RFC: Hybrid (wineserver / process-local) native semaphores

Thu Sep 10 01:07:48 CDT 2015

This patch set fixes most performance problems caused by 
ReleaseSemaphore() and WaitForSingle/MultipleObject(s) making server 
calls. One victim of this is Star Wars Battlefront 
(https://bugs.winehq.org/show_bug.cgi?id=29582), where the majority of 
the CPU time is spent on context switching while the program spams 
ReleaseSemaphore, WaitForSingle/MultipleObject(s) and 
GetForgroundWindow, the later of which I made a work-around hack for and 
that some players have been using.

This patch set doubles performance of bug #29582. (When combined with 
GetForgroundWindow hack the problem is completely resolved.) The patch 
set works by having the server create a POSIX semaphore object and 
sharing the key to that object with the client process, enabling the 
client process to be able to implement ReleaseSemaphore and 
optimistic-case wait calls (where no blocking is reburied) without a 
server call.

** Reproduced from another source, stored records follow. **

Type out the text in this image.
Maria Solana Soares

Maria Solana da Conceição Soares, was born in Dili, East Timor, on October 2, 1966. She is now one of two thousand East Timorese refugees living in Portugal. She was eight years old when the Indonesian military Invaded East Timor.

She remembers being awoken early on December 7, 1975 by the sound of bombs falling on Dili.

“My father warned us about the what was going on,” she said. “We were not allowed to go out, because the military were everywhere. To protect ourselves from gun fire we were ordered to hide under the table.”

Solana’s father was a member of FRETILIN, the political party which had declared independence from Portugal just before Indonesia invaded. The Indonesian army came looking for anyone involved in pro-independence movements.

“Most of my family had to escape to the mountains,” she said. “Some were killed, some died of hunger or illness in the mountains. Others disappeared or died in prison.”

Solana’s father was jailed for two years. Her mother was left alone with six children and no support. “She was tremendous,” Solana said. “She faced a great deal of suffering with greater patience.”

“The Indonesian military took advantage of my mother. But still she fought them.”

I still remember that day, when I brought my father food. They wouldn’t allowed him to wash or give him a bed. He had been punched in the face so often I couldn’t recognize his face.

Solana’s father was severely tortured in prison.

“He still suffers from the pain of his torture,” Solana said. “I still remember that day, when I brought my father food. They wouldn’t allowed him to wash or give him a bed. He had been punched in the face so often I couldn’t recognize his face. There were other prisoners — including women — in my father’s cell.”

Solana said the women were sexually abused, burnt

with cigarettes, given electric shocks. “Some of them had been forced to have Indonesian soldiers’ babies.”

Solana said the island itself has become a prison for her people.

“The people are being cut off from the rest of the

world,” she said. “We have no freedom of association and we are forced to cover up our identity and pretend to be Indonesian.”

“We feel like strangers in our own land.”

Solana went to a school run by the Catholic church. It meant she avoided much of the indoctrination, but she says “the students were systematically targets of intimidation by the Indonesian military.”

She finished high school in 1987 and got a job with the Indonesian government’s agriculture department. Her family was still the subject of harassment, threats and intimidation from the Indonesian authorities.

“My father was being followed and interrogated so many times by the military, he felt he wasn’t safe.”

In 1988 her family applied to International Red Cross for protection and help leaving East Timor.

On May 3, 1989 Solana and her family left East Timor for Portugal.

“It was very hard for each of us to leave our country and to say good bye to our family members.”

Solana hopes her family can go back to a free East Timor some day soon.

Blocking waits and any wait-multiple that cannot be 
resolved in the client process (e.g., bWaitAll=TRUE and objects include 
non-semaphores)  is still handled by the server. (Implementing blocking 
wait calls on the client can yield some performance improvements because 
a context switch to another thread in the same program won't require 
swapping out the memory map & such, but I would expect this to be less 
significant.)

However, upon further experimentation, I discovered that POSIX 
semaphores in glibc are actually implemented using a shared memory page, 
which may not be acceptable since a bad process can corrupt that page 
and potentially cause sem_* function calls in the server to fail as well 
as other client programs fail and/or deadlock. I am working on a System 
V adaptation, but I thought it would be a good idea to see feedback & 
comments now.

Another problem is that this causes the threadpool test fails at line 
1299, where the previous "release all semaphores and wait for callback" 
test is done in reverse order. I presume this is due to the nature of 
the linux scheduler being inconsistent with how Windows *happens* to 
schedule its threads. I have an idea for a fix for this already, but I 
will still have to dig deeper into it.

The code is still in experimental quality (assert(0)s and such) and I've 
already re-worked the configure.ac stuff, I'm mostly concerned with 
feedback on the general scheme.

Thanks!
Daniel